Note: some questions of this type focus on eliminating reverse causality. That is, if the conclusion is that X causes Y (because X and Y are observed together), then one assumption is that Y does notcause X. Other questions focus on eliminating an outside cause. That is, if the conclusion is X causes Y (because X and Y are observed together), then another assumption is that Z (some outside force) does not cause Y. As it turns out, this question is of the latter type: eliminating an outside cause.
(A) This statement weakens the hypothesis. If clinical depression were genetically transmitted, then the amount of leisure time would have no effect on the percentage of the population diagnosed with clinical depression.
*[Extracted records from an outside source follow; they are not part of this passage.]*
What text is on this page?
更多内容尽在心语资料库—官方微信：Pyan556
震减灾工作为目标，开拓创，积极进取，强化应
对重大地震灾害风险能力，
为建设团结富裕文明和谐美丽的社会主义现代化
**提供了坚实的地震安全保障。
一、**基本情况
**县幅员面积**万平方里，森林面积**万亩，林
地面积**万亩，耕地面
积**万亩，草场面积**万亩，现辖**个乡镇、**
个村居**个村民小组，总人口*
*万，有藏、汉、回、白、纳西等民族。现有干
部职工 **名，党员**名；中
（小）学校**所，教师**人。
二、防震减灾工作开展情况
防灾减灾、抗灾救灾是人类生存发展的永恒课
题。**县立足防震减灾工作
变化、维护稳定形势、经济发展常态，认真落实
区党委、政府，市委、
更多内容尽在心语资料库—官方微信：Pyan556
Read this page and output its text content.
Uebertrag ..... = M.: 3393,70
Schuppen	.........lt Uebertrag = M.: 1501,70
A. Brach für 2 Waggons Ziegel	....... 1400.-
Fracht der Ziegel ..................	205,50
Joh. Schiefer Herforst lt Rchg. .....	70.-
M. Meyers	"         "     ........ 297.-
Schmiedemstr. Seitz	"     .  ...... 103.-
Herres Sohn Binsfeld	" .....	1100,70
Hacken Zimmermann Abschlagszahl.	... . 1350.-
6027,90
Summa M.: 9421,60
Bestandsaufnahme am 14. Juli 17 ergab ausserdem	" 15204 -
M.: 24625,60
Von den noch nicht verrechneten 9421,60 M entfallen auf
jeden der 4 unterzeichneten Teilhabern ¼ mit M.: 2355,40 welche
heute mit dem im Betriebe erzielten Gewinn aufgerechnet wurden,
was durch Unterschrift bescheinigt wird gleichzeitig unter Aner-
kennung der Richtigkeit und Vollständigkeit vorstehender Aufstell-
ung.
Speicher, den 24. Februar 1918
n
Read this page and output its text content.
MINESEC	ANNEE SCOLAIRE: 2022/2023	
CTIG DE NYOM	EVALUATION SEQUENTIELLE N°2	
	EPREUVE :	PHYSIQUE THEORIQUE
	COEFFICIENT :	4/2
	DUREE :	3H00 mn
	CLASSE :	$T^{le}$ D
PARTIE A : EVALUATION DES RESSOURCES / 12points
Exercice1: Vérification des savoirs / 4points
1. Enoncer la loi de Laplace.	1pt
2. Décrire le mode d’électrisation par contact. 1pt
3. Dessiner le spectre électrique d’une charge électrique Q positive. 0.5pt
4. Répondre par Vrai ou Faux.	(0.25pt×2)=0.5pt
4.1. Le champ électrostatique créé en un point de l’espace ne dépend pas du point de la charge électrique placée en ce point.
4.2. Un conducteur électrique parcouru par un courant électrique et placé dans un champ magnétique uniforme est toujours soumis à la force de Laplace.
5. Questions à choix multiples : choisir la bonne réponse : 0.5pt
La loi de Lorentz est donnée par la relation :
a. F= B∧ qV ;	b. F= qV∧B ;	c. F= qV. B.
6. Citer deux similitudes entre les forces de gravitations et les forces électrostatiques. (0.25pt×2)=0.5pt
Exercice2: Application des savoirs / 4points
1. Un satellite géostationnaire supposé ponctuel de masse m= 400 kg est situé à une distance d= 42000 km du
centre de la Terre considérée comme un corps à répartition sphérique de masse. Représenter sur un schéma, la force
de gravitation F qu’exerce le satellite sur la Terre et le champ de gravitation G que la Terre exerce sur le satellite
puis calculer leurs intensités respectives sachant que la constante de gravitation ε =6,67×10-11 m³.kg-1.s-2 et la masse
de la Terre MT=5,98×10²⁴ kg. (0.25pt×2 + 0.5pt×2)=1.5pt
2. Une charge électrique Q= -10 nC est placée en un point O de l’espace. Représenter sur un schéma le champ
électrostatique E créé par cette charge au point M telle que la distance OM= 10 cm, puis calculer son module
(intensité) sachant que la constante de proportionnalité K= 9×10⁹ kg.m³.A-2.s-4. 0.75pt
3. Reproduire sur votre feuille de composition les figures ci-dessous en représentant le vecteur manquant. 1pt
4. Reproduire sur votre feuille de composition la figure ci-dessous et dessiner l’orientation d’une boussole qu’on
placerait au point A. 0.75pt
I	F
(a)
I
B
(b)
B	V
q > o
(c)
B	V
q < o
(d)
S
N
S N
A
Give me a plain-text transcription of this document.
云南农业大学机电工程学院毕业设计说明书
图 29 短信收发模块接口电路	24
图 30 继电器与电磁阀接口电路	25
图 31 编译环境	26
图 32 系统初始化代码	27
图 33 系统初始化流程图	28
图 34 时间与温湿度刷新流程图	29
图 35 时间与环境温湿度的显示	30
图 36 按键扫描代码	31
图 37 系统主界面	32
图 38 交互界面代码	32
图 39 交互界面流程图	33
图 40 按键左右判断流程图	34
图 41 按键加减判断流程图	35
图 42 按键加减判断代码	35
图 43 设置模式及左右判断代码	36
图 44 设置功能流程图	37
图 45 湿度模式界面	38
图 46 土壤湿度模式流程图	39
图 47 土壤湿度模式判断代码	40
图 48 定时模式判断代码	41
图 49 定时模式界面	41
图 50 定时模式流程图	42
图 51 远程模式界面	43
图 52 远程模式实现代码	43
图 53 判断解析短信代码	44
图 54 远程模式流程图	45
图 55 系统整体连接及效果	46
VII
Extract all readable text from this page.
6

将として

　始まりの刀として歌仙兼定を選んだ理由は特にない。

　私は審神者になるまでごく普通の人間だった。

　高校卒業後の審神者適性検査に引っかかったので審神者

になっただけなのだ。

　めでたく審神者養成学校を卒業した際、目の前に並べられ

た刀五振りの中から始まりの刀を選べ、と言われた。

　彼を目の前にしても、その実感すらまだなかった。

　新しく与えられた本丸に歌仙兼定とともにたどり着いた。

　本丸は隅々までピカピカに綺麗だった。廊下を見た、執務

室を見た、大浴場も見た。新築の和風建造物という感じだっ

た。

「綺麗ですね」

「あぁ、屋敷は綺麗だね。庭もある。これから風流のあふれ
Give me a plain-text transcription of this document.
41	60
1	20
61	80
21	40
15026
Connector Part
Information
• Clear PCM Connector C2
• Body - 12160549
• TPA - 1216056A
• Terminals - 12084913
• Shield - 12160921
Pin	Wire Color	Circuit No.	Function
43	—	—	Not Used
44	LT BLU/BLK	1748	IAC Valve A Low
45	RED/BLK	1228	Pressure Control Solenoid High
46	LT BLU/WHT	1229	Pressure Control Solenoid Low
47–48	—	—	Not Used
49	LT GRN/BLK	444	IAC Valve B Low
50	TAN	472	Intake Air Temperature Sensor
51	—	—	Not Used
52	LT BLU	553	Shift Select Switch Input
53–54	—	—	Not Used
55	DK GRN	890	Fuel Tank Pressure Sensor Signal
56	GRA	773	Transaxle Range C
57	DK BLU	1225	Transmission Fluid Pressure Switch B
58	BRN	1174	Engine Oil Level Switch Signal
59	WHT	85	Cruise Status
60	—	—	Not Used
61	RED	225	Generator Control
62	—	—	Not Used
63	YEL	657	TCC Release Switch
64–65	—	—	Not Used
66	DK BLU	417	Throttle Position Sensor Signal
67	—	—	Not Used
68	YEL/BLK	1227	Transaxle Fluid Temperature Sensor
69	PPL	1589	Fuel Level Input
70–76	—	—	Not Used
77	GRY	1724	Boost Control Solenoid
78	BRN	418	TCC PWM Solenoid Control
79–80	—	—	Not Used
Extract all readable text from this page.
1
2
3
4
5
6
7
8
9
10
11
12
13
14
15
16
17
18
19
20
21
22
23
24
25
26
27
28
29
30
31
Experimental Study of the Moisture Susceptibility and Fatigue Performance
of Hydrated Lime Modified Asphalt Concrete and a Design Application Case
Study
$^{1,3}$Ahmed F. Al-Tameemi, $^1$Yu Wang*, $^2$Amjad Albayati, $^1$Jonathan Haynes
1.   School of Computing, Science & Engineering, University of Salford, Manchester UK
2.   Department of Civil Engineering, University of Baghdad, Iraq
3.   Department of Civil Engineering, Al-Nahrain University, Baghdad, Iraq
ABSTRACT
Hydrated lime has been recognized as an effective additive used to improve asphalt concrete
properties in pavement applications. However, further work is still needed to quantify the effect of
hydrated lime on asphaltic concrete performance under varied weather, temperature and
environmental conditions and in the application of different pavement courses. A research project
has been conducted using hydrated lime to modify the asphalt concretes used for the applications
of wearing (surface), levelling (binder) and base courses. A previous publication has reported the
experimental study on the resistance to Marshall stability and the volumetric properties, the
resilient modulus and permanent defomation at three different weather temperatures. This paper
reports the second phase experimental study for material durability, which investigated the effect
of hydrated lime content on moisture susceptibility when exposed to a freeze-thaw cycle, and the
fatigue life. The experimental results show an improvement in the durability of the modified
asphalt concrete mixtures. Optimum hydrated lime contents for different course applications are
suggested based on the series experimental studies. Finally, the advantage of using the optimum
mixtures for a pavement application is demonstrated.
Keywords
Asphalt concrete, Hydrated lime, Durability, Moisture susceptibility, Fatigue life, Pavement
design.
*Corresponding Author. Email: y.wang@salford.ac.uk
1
(B) CORRECT.If individuals in the developing and developed worlds do not have equal access to accurate diagnostic procedures, it is possible that either frequent misdiagnoses or a lack of correct diagnoses causes the seeming disparity between the populations. Thus, for the argument to be valid, this assumption must hold true. Put another way, this assumption eliminates the possible outside cause (the difference in diagnostic techniques between the developing and the developed worlds).
(C) Nothing indicates that most leisure activities must be inherently boring. As long as more individuals in the developed world than in the developing world are experiencing boredom, the logic of the passage remains valid.
(D) This choice weakens the researchers’ hypothesis. If fewer effective medications were available in the developing world, the incidence of clinical depression there should be higher than in developed countries.